Here is the timeline for what we'll implement and in what order. Each of these posts is going to be fast and dense, with a lot of material covered in each with not very much room for extensive discussion, so it may be worthwhile picking up a textbook from the Stack Overflow book list to fill in any gaps as we go along. As each blog post is published I will change these to the appropriate links.

  • Chapter 0 - utilities and iterators
  1. utilities and integer sequences
  2. pairs and tuples (part 1, part 2)
  3. reference wrappers and function objects
  4. iterators, iterator operations, and range/container access
  • Chapter 1 - algorithms
  1. minimums, maximums, and permutations
  2. non-modifying sequence operations
  3. modifying sequence operations
  4. partitioning and sorting algorithms
  5. searching algorithms
  6. set algorithms
  7. heap algorithms
  8. numeric algorithms
  • Chapter 2 - data structures
  1. array
  2. time travel to Chapter 5: allocators
  3. string
  4. vector
  5. deque
  6. forward_list and list
  7. abstract data types part 1:  stack
  8. abstract data types part 2: queue, and priority queue
  9. time travel to Chapter 5: hashing
  10. set and unordered_set
  11. multiset and unordered_multiset
  12. map and unordered_map
  13. multimap and unordered_multimap
  • Chapter 3 - input and output
  1. motivation and demotivation - why and why not iostreams?
  2. buffers of various sorts - streambuf, filebuf, and stringbuf
  3. base classes - ios_base and basic_ios
  4. i/o manipulators
  5. input streams
  6. output streams
  7. file streams
  8. string streams
  • Chapter 4 - future STL components
  1. motivation for more expressive types
  2. memory and uninitialized storage utilities
  3. optional
  4. variant
  5. any
  • Chapter 5 - Miscellany
  1. allocators
  2. hashing
  3. regex
  4. atomics
  5. chrono
  6. locks and condition variables
  7. threads
  8. async, tasks, and futures

You will have noticed that algorithms come before data structures, which may seem odd and perhaps a little unmotivated. Why should we bother to write algorithms if we have nothing to use them on? Fear not, for this is intentional. One part of the genius of the STL is that algorithms are decoupled from data structures. The only thing we need in order to implement the algorithms in Chapter 1 is the utilities that we created in Chapter 0. Once we get on to implementing data structures, all the material from Chapter 2 will just work, right out of the box.

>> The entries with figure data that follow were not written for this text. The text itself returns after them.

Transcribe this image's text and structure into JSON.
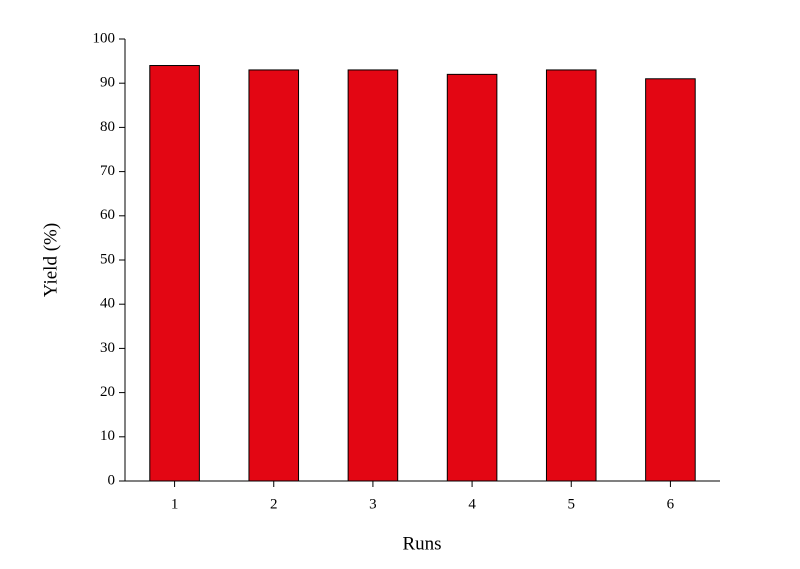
{
  "chart_data": {
    "type": "bar",
    "x_label": "Runs",
    "y_label": "Yield (%)",
    "categories": [
      "1",
      "2",
      "3",
      "4",
      "5",
      "6"
    ],
    "values": [
      94,
      93,
      93,
      92,
      93,
      91
    ],
    "color": "#e30613",
    "ylim": [
      0,
      100
    ],
    "yticks": [
      0,
      10,
      20,
      30,
      40,
      50,
      60,
      70,
      80,
      90,
      100
    ],
    "grid": false
  }
}
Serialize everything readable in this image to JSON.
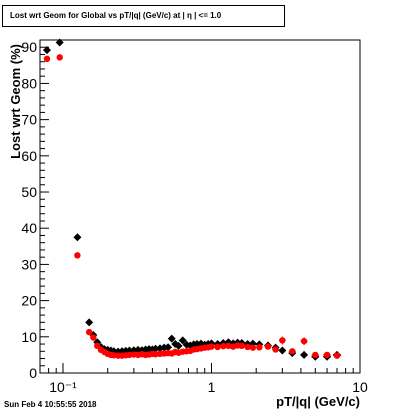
{
  "title": "Lost wrt Geom for Global vs pT/|q| (GeV/c) at |  η | <= 1.0",
  "datestamp": "Sun Feb  4 10:55:55 2018",
  "chart_data": {
    "type": "scatter",
    "xlabel": "pT/|q| (GeV/c)",
    "ylabel": "Lost wrt Geom (%)",
    "x_scale": "log",
    "xlim": [
      0.07,
      10
    ],
    "ylim": [
      0,
      92
    ],
    "x_ticks": [
      {
        "v": 0.1,
        "label": "10⁻¹"
      },
      {
        "v": 1,
        "label": "1"
      },
      {
        "v": 10,
        "label": "10"
      }
    ],
    "y_ticks": [
      {
        "v": 0,
        "label": "0"
      },
      {
        "v": 10,
        "label": "10"
      },
      {
        "v": 20,
        "label": "20"
      },
      {
        "v": 30,
        "label": "30"
      },
      {
        "v": 40,
        "label": "40"
      },
      {
        "v": 50,
        "label": "50"
      },
      {
        "v": 60,
        "label": "60"
      },
      {
        "v": 70,
        "label": "70"
      },
      {
        "v": 80,
        "label": "80"
      },
      {
        "v": 90,
        "label": "90"
      }
    ],
    "series": [
      {
        "color": "#000000",
        "marker": "diamond",
        "points": [
          {
            "x": 0.078,
            "y": 89.2
          },
          {
            "x": 0.095,
            "y": 91.3
          },
          {
            "x": 0.125,
            "y": 37.5
          },
          {
            "x": 0.15,
            "y": 14.0
          },
          {
            "x": 0.16,
            "y": 10.5
          },
          {
            "x": 0.17,
            "y": 8.5
          },
          {
            "x": 0.18,
            "y": 7.2
          },
          {
            "x": 0.19,
            "y": 6.6
          },
          {
            "x": 0.2,
            "y": 6.4
          },
          {
            "x": 0.21,
            "y": 6.2
          },
          {
            "x": 0.22,
            "y": 6.0
          },
          {
            "x": 0.235,
            "y": 5.9
          },
          {
            "x": 0.25,
            "y": 6.0
          },
          {
            "x": 0.265,
            "y": 6.1
          },
          {
            "x": 0.28,
            "y": 6.2
          },
          {
            "x": 0.3,
            "y": 6.3
          },
          {
            "x": 0.32,
            "y": 6.4
          },
          {
            "x": 0.34,
            "y": 6.3
          },
          {
            "x": 0.36,
            "y": 6.5
          },
          {
            "x": 0.38,
            "y": 6.6
          },
          {
            "x": 0.4,
            "y": 6.5
          },
          {
            "x": 0.42,
            "y": 6.7
          },
          {
            "x": 0.45,
            "y": 6.8
          },
          {
            "x": 0.48,
            "y": 7.0
          },
          {
            "x": 0.51,
            "y": 7.1
          },
          {
            "x": 0.54,
            "y": 9.5
          },
          {
            "x": 0.57,
            "y": 8.0
          },
          {
            "x": 0.6,
            "y": 7.5
          },
          {
            "x": 0.64,
            "y": 9.0
          },
          {
            "x": 0.68,
            "y": 7.8
          },
          {
            "x": 0.72,
            "y": 7.6
          },
          {
            "x": 0.76,
            "y": 7.9
          },
          {
            "x": 0.8,
            "y": 8.0
          },
          {
            "x": 0.85,
            "y": 8.1
          },
          {
            "x": 0.9,
            "y": 7.8
          },
          {
            "x": 0.95,
            "y": 8.0
          },
          {
            "x": 1.0,
            "y": 8.2
          },
          {
            "x": 1.1,
            "y": 8.0
          },
          {
            "x": 1.2,
            "y": 8.3
          },
          {
            "x": 1.3,
            "y": 8.5
          },
          {
            "x": 1.4,
            "y": 8.2
          },
          {
            "x": 1.5,
            "y": 8.4
          },
          {
            "x": 1.6,
            "y": 8.3
          },
          {
            "x": 1.75,
            "y": 8.0
          },
          {
            "x": 1.9,
            "y": 8.1
          },
          {
            "x": 2.1,
            "y": 7.9
          },
          {
            "x": 2.4,
            "y": 7.6
          },
          {
            "x": 2.7,
            "y": 7.0
          },
          {
            "x": 3.0,
            "y": 6.2
          },
          {
            "x": 3.5,
            "y": 5.5
          },
          {
            "x": 4.2,
            "y": 5.0
          },
          {
            "x": 5.0,
            "y": 4.5
          },
          {
            "x": 6.0,
            "y": 4.5
          },
          {
            "x": 7.0,
            "y": 5.0
          }
        ]
      },
      {
        "color": "#ff0000",
        "marker": "circle",
        "points": [
          {
            "x": 0.078,
            "y": 86.8
          },
          {
            "x": 0.095,
            "y": 87.2
          },
          {
            "x": 0.125,
            "y": 32.5
          },
          {
            "x": 0.15,
            "y": 11.3
          },
          {
            "x": 0.16,
            "y": 9.8
          },
          {
            "x": 0.17,
            "y": 7.5
          },
          {
            "x": 0.18,
            "y": 6.4
          },
          {
            "x": 0.19,
            "y": 5.8
          },
          {
            "x": 0.2,
            "y": 5.3
          },
          {
            "x": 0.21,
            "y": 5.0
          },
          {
            "x": 0.22,
            "y": 4.9
          },
          {
            "x": 0.235,
            "y": 4.8
          },
          {
            "x": 0.25,
            "y": 4.8
          },
          {
            "x": 0.265,
            "y": 4.9
          },
          {
            "x": 0.28,
            "y": 5.0
          },
          {
            "x": 0.3,
            "y": 5.1
          },
          {
            "x": 0.32,
            "y": 5.0
          },
          {
            "x": 0.34,
            "y": 5.2
          },
          {
            "x": 0.36,
            "y": 5.0
          },
          {
            "x": 0.38,
            "y": 5.1
          },
          {
            "x": 0.4,
            "y": 5.3
          },
          {
            "x": 0.42,
            "y": 5.2
          },
          {
            "x": 0.45,
            "y": 5.3
          },
          {
            "x": 0.48,
            "y": 5.4
          },
          {
            "x": 0.51,
            "y": 5.5
          },
          {
            "x": 0.54,
            "y": 5.4
          },
          {
            "x": 0.57,
            "y": 5.8
          },
          {
            "x": 0.6,
            "y": 5.6
          },
          {
            "x": 0.64,
            "y": 5.9
          },
          {
            "x": 0.68,
            "y": 6.0
          },
          {
            "x": 0.72,
            "y": 6.1
          },
          {
            "x": 0.76,
            "y": 6.5
          },
          {
            "x": 0.8,
            "y": 6.6
          },
          {
            "x": 0.85,
            "y": 6.8
          },
          {
            "x": 0.9,
            "y": 7.0
          },
          {
            "x": 0.95,
            "y": 7.1
          },
          {
            "x": 1.0,
            "y": 7.3
          },
          {
            "x": 1.1,
            "y": 7.2
          },
          {
            "x": 1.2,
            "y": 7.4
          },
          {
            "x": 1.3,
            "y": 7.5
          },
          {
            "x": 1.4,
            "y": 7.3
          },
          {
            "x": 1.5,
            "y": 7.6
          },
          {
            "x": 1.6,
            "y": 7.5
          },
          {
            "x": 1.75,
            "y": 7.2
          },
          {
            "x": 1.9,
            "y": 7.0
          },
          {
            "x": 2.1,
            "y": 7.1
          },
          {
            "x": 2.4,
            "y": 7.3
          },
          {
            "x": 2.7,
            "y": 6.5
          },
          {
            "x": 3.0,
            "y": 9.0
          },
          {
            "x": 3.5,
            "y": 6.0
          },
          {
            "x": 4.2,
            "y": 8.8
          },
          {
            "x": 5.0,
            "y": 5.0
          },
          {
            "x": 6.0,
            "y": 5.0
          },
          {
            "x": 7.0,
            "y": 4.8
          }
        ]
      }
    ]
  }
}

From Chapter 2 and onwards I will also be writing small toy-programs as motivating example usages of the data structures and algorithms we implement. I haven't yet decided what these will be, but I plan on having them build upon one-another to incorporate as much of our STL as possible.

Before we get started I have a few caveats. First, I will not (at least initially) be touching on libraries that require platform specific implementations, such as the chrono, atomic operations, async, and thread support libraries, although some of this material will be covered in Chapter 5 - Miscellany where I will allow myself to use platform specific material (we'll be using *nix and posix libraries). Neither will I be discussing the common mathematical functions, special mathematical functions, or localizations libraries, as these will take us too far afield from our main goal (data structures and algorithms). We will be taking a few STL features for granted as necessary. In particular, we will not be implementing the stdexcept, type_traits, or initializer_list headers, as well as certain parts of the utility header (std::swap, in particular). Lastly, my goal is not to write  a perfectly optimized STL implementation. We will be avoiding needlessly complex optimizations in favor of clarity and correctness wherever possible, but I will mention common optimizations where it is relevant to do so.

Good luck (to myself as well). I hope you enjoy the series and I'll see you at Chapter 0, Episode 1.